Tuesday, November 17, 2009

The Origin of Toast.

I want to continue to consider toast today. At risk of appearing to repeating information and opinion from a post last year, the credit for discovering ‘toast’ appears to go to the English. Overseas visitors to England in the eighteenth century started to notice and comment upon two particular things: the delightful habit of ‘taking tea’ in the afternoon, and the idea of toasting bread before the fire. It seems that the thinness of English bread slices was particularly noteworthy.

M.Grosley wrote of his visit in A Tour to London, published in 1772:

“The Butter and Tea which the Londoners live upon from morning until three or four in the afternoon, occasions the chief consumption of bread, which is cut in slices, and so thin, that it does as much honour to the address of the person that cuts it, as to the sharpness of the knife.”

And the previously quoted C.P. Moritz, a Prussian clergyman who visited England in 1782, said:

“The slices of bread and butter, which they give you with your tea, are as thin as poppy-leaves – But there is another kind of bread and butter usually eaten with tea, which is toasted by the fire, and is incomparably good. This is called toast.”

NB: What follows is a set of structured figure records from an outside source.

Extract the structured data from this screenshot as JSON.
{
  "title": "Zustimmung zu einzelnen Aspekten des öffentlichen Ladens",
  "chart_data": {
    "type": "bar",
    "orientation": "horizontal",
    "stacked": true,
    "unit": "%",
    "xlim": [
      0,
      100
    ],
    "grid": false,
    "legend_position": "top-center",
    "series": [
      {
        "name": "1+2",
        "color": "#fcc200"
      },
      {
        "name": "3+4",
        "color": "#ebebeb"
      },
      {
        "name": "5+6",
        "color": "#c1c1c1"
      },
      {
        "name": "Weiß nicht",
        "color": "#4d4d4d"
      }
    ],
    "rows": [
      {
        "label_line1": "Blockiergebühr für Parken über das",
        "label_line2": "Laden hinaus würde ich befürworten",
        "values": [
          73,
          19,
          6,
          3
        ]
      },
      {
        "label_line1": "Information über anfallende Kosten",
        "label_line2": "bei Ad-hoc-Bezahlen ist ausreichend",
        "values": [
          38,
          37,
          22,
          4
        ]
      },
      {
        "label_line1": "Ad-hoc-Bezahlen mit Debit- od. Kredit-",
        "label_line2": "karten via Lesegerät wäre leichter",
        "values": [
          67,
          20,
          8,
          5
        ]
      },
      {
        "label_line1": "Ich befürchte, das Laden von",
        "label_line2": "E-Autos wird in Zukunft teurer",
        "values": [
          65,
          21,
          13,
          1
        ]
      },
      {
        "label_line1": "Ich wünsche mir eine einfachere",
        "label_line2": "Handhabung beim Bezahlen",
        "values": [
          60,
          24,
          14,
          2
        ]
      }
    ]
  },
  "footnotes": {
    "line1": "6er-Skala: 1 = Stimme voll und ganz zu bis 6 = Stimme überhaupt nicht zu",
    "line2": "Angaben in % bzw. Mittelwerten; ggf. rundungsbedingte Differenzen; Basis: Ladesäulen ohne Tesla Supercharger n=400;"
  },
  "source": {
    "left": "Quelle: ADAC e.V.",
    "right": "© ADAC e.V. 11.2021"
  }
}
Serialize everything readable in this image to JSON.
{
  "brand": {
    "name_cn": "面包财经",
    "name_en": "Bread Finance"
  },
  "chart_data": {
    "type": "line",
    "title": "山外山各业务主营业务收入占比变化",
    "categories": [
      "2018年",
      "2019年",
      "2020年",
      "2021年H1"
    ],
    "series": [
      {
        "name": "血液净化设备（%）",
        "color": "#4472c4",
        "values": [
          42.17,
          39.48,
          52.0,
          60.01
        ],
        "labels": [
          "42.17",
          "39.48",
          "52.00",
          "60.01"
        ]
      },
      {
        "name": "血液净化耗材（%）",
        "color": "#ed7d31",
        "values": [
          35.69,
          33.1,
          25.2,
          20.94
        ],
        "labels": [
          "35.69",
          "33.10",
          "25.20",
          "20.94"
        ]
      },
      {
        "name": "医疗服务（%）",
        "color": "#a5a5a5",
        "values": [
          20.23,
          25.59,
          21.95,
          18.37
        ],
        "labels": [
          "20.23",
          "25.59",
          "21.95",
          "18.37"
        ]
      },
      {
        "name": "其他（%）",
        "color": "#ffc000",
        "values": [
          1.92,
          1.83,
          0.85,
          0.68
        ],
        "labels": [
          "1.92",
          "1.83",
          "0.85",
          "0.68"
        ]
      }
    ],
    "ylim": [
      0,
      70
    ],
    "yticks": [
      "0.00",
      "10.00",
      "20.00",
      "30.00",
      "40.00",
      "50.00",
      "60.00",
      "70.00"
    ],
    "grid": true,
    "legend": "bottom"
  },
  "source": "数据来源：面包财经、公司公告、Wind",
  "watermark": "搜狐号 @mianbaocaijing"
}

An even earlier visitor from Scandinavia, a man called Pehr Kalm in 1748, had a theory about how toasting came about:

“The cold rooms here in England in the winter, and because the butter is then hard from the cold, and does not admit of being spread on bread, have perhaps given them the idea thus to toast the bread, then spread butter on it while it is still hot.”

His theory however begs the question of why was the butter not softened before the selfsame fire?. The real reason of course is that toast is much nicer and tastier than plain stale bread!

From The Dictionary of Dainty Breakfasts (1899), here is a very robust way to have your toast (and your eggs too.)


Toast, Bombay.
Ingredients: Two eggs, toast, essence of anchovy, capers. Time required: Ten minutes.
Prepare slices of buttered toast cut into rounds or fingers. Melt a little butter in an omelette pan. As it dissolves stir in two beaten eggs, half a teaspoonful of essence of anchovy and half a teaspoonful of chopped capers and pepper. Spread the mixture on the toast and serve hot.

Quotation for the Day.

When the girl returned, some hours later, she carried a tray, with a cup of fragrant tea steaming on it; and a plate piled up with very hot buttered toast, cut thick, very brown on both sides, with the butter running through the holes in it in great golden drops, like honey from the honeycomb. The smell of that buttered toast simply talked to Toad, and with no uncertain voice; talked of warm kitchens, of breakfasts on bright frosty mornings, of cosy parlour firesides on winter evenings, when one's ramble was over and slippered feet were propped on the fender, of the purring of contented cats, and the twitter of sleepy canaries."
The Wind in TheWillows

5 comments:

Kathryn McGowan said...

Ah toast, one of my favorite foods. I think it is the crunchiness, that makes it so wonderful, involving the sense of hearing as well as taste. Mmmm, I'll have to go make some now.

--Kathryn

Katie Scarlett said...

mmmm....toast, so simple yet so comforting.

The Old Foodie said...

Hi Kathryn, I think that the sound of eating (in one's own head - not the sound of others eating!) is an under-appreciated aspect. I love crunch too.
Katie: I think you have hit the nail on the head - simple yet comforting.

Unknown said...

If you're sick in Mexico you can live off of pan tostado...trust me, I know! It's very crunchy and drier than American toast that's made in a toaster/oven. There are many flavors and you can even buy sugar and fat free.

The Old Foodie said...

Hi Kim - is this 'pan tostada' a commercial version of dry toast? or do people make it themselves?